My husband filed for divorce last week, and he has been asking me to see the lawyer. I keep repeating the same mantra to him. I filed a response to his petition that asks for a separation working toward reconciliation. He is coming home during the week and staying with his mother on the weekends. Yesterday was bad. I don't know his phone number, so I emailed him asking him to unlock the controls on our AC and to deposit money in the account where our bills are coming out. He ignored both messages over the weekend. I asked him why. He was cocky and rude. He said the house was nasty. I told him to clean. He said I was the one there, except the times I'm off partying. I sat there. I asked him if he would mow. He said if he feels like it. He had camaras up, and I took them down. I told him that I felt like I was being watched, like the novel 1984, and I was going to move out right away if he didn't remove them. I said I can't live under these conditions. It was too much. He said, fine, I'm removing them. He started railing into me about how he was glad he was getting the divorce, how I am out partying with my friends, etc. (I hang out with my girlfriends and went salsa dancing a couple of times), how I spent the weekend away, and how I am trying to pick up men. I told him again that I am not wanting a divorce. He was angry and yelling at me. I said again, "I am not looking for another man, but you can't expect me to stay home. I do not want a divorce. I would prefer a separation. I love you." He slammed the door and took off.

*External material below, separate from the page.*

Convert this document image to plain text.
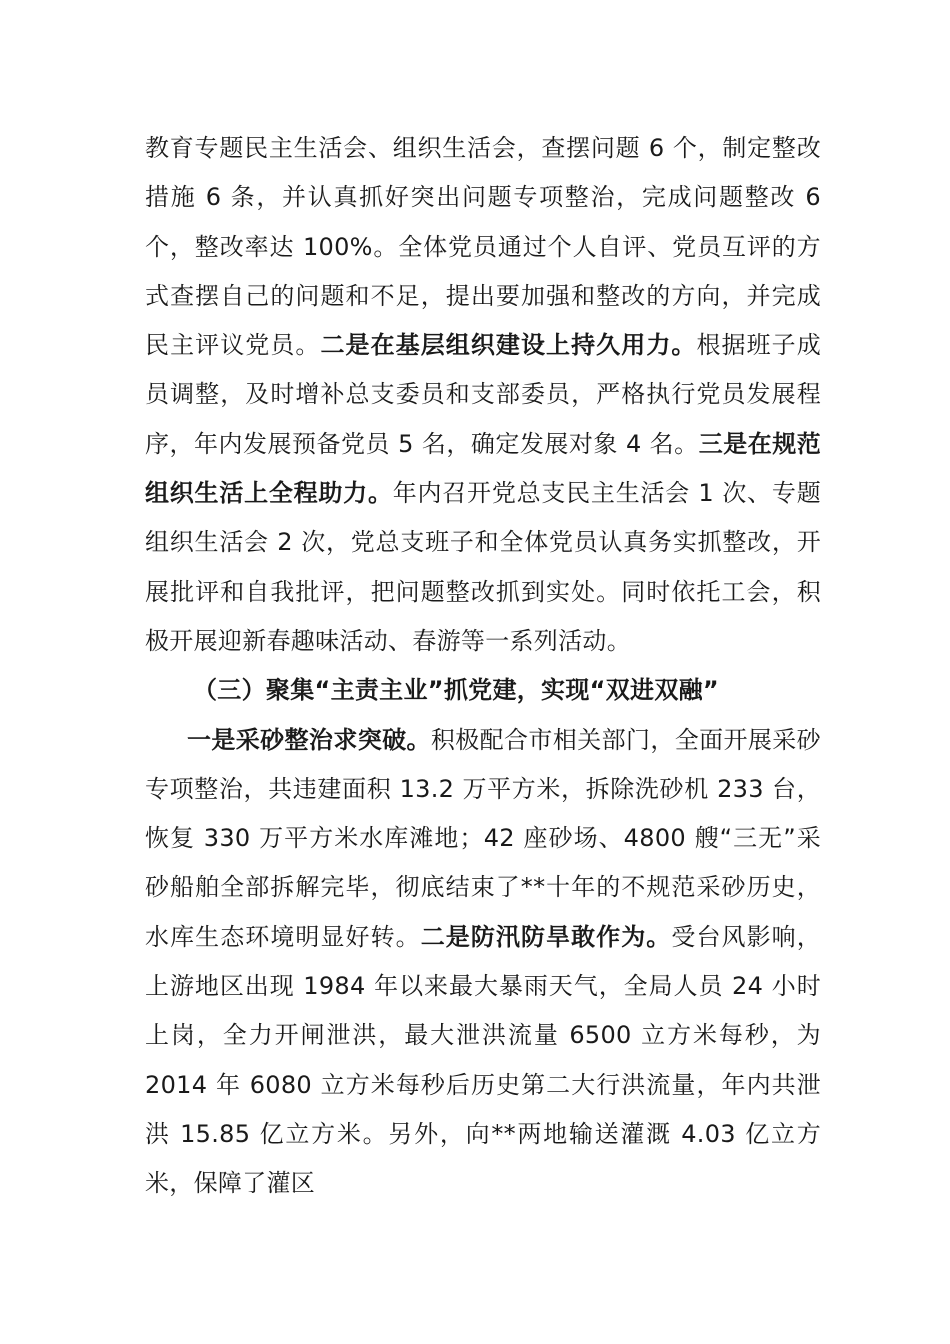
教育专题民主生活会、组织生活会，查摆问题 6 个，制定整改措施 6 条，并认真抓好突出问题专项整治，完成问题整改 6 个，整改率达 100%。全体党员通过个人自评、党员互评的方式查摆自己的问题和不足，提出要加强和整改的方向，并完成民主评议党员。二是在基层组织建设上持久用力。根据班子成员调整，及时增补总支委员和支部委员，严格执行党员发展程序，年内发展预备党员 5 名，确定发展对象 4 名。三是在规范组织生活上全程助力。年内召开党总支民主生活会 1 次、专题组织生活会 2 次，党总支班子和全体党员认真务实抓整改，开展批评和自我批评，把问题整改抓到实处。同时依托工会，积极开展迎新春趣味活动、春游等一系列活动。

（三）聚集“主责主业”抓党建，实现“双进双融”

一是采砂整治求突破。积极配合市相关部门，全面开展采砂专项整治，共违建面积 13.2 万平方米，拆除洗砂机 233 台，恢复 330 万平方米水库滩地；42 座砂场、4800 艘“三无”采砂船舶全部拆解完毕，彻底结束了**十年的不规范采砂历史，水库生态环境明显好转。二是防汛防旱敢作为。受台风影响，上游地区出现 1984 年以来最大暴雨天气，全局人员 24 小时上岗，全力开闸泄洪，最大泄洪流量 6500 立方米每秒，为 2014 年 6080 立方米每秒后历史第二大行洪流量，年内共泄洪 15.85 亿立方米。另外，向**两地输送灌溉 4.03 亿立方米，保障了灌区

I was distraught and crying all day off and on. I didn't understand his vitriol. I came home later and he was there cleaning the house, sweeping the floor. I asked him if a realtor was coming by. He said, no that he was just cleaning. He asked me if I would go see his lawyer on Thursday. I told him I filed an answer and that it asks for a separation working toward reconciliation. I said it's so stupid. There's no reason we can't reconcile. We're not incompatible. He said I'd ruined it for him. He can never go back to his old life because all our friends know about him leaving me. I told him they love him and that I've never said anything bad about him. I told him that I took responsibility for my own actions and my control issues. I don't know if he believed me but we talked about our synagogue and then he just started crying. He said he missed our life together and how we were together. I asked him if he missed me. He said yes. I told him I missed him. I had to go to counseling, but when I got home we talked and talked and watched a show together. He gave me a hug at the end of the night and said he had a lot of fun, and he was glad we could hang out like this. (mixed signal). He held my hand during nightly prayers, which he said with me.
He still slept on the sofa. He Then when I woke up we had coffee before he went to work. He gave me a big hug before he left. I don't know what to think. I don't want to press him. I am doing counseling and working on myself. I am not acting like I don't care. I keep telling him I don't want a divorce that I love him and miss him. I don't randomly say that. I only say it in relation to the divorce. I tell him that I respect him and I apologize for my control issues and for letting it get to this point. Not sure what to think. Are these just games? I am certain he will go to stay with his mother again, soon.